Menu MPASI Bayi 7 Bulan: Apa yang Berbeda dari Bulan Keenam?

Di usia 6 bulan, tujuan utama MPASI adalah memperkenalkan rasa dan tekstur, bukan memenuhi kebutuhan kalori. Memasuki bulan ketujuh, fungsinya mulai bergeser. ASI atau susu formula masih jadi sumber nutrisi utama, tapi MPASI mulai mengisi celah kebutuhan zat gizi tertentu, terutama zat besi, zinc, dan protein.

Beberapa hal yang sudah bisa ditingkatkan di usia 7 bulan:

  • Frekuensi makan: 2-3 kali makan utama per hari, ditambah 1-2 snack jika Si Kecil mau.
  • Porsi: Sekitar 2-3 sendok makan per sesi, bertahap naik sesuai respons Si Kecil.
  • Variasi bahan: Sudah bisa memperkenalkan lebih banyak jenis protein hewani, sayuran berwarna, dan karbohidrat selain bubur beras.
  • Tekstur: Masih saring halus, tapi bisa mulai sedikit lebih kasar dari pure 100% lembut di bulan keenam.

Tekstur yang Tepat di Usia 7 Bulan

Di usia 7 bulan, sistem pencernaan dan kemampuan menelan Si Kecil sudah lebih berkembang dibanding bulan pertama MPASI. Namun gigi umumnya belum muncul, sehingga tekstur tetap harus lembut dan bisa hancur dengan tekanan lidah.
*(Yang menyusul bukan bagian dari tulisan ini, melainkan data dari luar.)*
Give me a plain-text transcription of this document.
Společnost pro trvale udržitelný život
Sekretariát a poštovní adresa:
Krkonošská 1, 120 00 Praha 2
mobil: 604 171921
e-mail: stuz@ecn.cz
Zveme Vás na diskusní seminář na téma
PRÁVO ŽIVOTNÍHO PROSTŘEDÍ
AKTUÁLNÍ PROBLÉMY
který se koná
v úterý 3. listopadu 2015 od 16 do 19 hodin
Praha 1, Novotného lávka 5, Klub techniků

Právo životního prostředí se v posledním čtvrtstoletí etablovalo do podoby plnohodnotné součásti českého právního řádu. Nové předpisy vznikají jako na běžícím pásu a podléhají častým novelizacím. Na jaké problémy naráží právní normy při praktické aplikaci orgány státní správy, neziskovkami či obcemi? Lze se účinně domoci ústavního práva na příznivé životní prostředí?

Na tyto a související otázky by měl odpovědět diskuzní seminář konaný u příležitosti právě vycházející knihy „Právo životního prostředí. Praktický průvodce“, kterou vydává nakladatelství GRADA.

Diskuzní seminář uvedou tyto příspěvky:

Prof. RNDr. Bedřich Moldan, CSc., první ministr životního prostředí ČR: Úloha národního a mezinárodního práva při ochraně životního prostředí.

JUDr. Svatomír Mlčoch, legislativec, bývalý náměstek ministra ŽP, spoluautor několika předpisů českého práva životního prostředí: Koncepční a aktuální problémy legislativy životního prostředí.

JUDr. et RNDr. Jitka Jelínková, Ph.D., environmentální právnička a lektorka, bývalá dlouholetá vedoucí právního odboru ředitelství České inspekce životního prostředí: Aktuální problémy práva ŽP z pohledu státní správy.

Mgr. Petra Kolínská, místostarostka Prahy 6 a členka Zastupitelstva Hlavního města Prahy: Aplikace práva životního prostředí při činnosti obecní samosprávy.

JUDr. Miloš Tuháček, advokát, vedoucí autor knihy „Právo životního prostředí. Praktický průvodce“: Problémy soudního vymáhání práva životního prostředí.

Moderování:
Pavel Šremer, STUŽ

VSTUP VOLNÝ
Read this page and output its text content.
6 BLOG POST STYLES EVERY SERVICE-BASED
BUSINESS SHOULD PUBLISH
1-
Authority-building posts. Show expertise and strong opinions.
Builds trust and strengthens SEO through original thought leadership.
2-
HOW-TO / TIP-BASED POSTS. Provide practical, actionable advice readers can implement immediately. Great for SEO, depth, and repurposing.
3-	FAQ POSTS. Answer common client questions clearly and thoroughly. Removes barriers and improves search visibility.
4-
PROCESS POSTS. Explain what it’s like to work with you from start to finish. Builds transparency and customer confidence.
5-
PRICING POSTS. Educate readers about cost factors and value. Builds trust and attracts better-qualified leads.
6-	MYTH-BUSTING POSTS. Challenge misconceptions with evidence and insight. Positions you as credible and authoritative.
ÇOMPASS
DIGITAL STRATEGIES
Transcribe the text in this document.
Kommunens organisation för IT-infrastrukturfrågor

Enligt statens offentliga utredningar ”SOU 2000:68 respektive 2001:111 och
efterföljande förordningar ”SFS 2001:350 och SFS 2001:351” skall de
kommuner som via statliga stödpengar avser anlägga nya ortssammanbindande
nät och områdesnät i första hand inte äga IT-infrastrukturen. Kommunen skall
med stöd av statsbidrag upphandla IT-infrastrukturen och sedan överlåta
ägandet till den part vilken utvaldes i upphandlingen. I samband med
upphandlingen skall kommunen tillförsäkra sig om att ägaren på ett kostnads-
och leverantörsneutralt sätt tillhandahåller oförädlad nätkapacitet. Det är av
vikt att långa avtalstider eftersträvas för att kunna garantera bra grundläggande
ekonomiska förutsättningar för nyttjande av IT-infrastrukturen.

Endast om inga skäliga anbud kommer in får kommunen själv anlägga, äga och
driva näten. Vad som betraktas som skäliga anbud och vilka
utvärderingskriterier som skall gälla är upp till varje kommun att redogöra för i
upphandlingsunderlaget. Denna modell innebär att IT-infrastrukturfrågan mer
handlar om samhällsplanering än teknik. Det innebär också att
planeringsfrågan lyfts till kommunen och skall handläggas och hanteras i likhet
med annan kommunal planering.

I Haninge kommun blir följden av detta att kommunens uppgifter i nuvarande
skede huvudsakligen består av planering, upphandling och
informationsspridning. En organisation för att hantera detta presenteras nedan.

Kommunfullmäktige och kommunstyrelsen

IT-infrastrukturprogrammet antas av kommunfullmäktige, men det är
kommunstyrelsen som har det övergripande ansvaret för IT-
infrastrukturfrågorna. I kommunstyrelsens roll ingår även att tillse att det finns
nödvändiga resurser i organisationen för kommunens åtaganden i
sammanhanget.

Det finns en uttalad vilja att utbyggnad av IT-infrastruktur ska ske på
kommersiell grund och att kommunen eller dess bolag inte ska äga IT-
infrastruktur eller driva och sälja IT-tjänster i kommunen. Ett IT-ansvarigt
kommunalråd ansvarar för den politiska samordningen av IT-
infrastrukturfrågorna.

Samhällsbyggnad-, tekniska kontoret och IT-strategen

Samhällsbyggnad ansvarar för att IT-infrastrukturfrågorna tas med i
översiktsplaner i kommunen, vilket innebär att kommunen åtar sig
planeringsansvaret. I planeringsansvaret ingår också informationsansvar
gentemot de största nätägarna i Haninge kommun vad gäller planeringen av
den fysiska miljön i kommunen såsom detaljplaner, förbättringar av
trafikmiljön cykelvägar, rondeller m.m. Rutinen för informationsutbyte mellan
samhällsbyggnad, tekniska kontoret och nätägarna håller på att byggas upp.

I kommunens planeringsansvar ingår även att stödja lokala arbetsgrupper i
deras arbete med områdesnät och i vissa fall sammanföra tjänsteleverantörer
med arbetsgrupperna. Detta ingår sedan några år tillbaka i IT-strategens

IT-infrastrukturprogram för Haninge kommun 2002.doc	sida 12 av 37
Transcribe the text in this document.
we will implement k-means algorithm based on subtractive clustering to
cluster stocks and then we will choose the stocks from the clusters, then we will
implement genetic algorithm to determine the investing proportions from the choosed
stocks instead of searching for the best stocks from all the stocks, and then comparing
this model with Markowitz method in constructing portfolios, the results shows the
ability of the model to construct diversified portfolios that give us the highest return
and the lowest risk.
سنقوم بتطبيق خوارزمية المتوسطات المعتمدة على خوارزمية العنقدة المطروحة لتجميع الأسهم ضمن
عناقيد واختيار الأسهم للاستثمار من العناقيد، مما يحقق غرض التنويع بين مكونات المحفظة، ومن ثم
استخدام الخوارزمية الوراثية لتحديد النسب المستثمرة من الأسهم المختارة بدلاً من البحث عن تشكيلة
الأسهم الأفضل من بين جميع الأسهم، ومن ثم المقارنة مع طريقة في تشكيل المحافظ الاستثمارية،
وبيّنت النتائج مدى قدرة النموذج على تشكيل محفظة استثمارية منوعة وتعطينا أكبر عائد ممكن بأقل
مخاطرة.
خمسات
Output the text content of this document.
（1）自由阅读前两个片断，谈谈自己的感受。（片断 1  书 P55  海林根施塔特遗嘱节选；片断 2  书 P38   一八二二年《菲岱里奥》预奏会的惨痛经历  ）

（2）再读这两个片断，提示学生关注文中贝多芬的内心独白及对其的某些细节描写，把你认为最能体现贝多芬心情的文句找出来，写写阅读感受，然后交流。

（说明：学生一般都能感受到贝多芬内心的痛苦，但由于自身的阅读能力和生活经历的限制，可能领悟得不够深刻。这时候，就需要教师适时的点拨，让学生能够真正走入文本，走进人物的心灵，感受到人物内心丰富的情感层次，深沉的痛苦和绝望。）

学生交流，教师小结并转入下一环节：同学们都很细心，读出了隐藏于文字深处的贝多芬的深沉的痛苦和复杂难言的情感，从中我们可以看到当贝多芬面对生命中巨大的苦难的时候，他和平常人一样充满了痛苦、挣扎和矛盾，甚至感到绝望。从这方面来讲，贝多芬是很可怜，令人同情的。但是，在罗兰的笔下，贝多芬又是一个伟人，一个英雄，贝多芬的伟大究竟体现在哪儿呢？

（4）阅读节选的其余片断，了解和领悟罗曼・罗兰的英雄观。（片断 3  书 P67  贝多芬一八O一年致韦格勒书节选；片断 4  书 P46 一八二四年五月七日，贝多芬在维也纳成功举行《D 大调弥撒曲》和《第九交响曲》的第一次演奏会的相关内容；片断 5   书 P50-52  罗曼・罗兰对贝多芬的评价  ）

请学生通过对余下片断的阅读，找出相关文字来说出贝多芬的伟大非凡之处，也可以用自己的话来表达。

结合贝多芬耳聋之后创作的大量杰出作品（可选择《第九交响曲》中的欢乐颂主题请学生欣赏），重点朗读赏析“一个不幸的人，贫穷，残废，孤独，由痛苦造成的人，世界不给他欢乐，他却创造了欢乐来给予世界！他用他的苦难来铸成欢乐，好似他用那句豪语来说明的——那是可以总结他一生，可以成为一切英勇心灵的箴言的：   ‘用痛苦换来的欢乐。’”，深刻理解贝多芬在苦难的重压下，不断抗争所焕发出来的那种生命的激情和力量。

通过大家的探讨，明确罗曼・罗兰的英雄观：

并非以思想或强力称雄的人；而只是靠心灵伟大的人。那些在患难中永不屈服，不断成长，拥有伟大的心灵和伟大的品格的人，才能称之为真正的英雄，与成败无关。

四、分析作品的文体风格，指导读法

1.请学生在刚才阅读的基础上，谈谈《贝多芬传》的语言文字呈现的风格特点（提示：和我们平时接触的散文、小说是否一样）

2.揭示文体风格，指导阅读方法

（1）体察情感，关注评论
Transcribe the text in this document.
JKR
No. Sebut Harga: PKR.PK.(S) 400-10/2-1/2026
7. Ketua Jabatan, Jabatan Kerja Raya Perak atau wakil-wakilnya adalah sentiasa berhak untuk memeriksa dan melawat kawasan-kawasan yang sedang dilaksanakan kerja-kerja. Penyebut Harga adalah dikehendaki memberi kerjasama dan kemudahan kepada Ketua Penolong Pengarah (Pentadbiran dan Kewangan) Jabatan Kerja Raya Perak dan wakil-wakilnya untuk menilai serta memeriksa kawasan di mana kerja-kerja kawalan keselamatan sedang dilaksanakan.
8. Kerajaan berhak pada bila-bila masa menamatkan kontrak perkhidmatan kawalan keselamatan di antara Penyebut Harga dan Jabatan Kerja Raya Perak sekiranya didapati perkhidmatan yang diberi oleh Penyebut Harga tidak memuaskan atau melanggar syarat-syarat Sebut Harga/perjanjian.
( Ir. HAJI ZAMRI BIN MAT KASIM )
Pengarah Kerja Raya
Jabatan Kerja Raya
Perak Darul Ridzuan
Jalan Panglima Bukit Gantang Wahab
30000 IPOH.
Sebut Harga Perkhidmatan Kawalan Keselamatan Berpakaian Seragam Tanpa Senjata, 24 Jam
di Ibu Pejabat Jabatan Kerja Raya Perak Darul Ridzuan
Panduan tekstur yang sesuai:

  • Pure halus hingga semi-kasar: Seperti yogurt kental atau bubur havermut yang sedikit bertekstur, bukan pure mulus sempurna. Ini mulai melatih lidah dan rahang.
  • Tidak ada potongan keras: Semua bahan harus bisa hancur saat ditekan jari. Uji selalu sebelum disajikan.
  • Konsistensi cukup kental: Tidak terlalu encer agar tidak aspirasi, tidak terlalu padat agar mudah ditelan.

Cara mudah mengatur tekstur: blender atau food processor untuk hasil halus, lalu saring sekali dengan saringan kawat untuk membuang serat kasar. Untuk tekstur semi-kasar, cukup haluskan dengan garpu atau tumbuk ringan.

Contoh Menu MPASI 7 Bulan Selama 7 Hari

Menu di bawah ini dirancang untuk memberikan variasi warna, tekstur, dan nutrisi. Setiap hari terdiri dari 2 sesi makan utama (pagi dan siang/sore). Makan malam opsional tergantung kesiapan Si Kecil.

Hari 1 (Senin)

  • Pagi: Bubur beras merah dengan labu kuning dan ASI
  • Siang: Pure kentang dengan ayam kampung suwir halus dan bayam

Hari 2 (Selasa)

  • Pagi: Oatmeal instan (tanpa gula) dengan pisang haluskan
  • Siang: Bubur sumsum tipis dengan ikan kakap kukus halus dan wortel

Hari 3 (Rabu)

  • Pagi: Pure ubi jalar dengan santan segar sedikit dan ASI
  • Siang: Bubur beras putih dengan hati ayam kukus halus dan buncis

Hari 4 (Kamis)

  • Pagi: Bubur havermut dengan buah pir kukus haluskan
  • Siang: Pure kentang dengan telur kuning kukus haluskan dan brokoli

Hari 5 (Jumat)

  • Pagi: Bubur beras dengan labu siam dan ASI
  • Siang: Pure jagung manis dengan daging sapi giling halus dan bayam

Hari 6 (Sabtu)

  • Pagi: Oatmeal dengan apel kukus haluskan dan kayu manis sedikit
  • Siang: Bubur beras merah dengan ikan salmon kukus halus dan wortel

Hari 7 (Minggu)

  • Pagi: Pure pisang dengan alpukat haluskan
  • Siang: Bubur ayam kampung dengan tempe kukus halus dan brokoli

Catatan penting: perkenalkan satu bahan baru setiap 3-5 hari untuk memantau reaksi alergi. Jika ada kemerahan, ruam, atau perubahan feses yang signifikan, hentikan bahan tersebut dan konsultasikan ke dokter.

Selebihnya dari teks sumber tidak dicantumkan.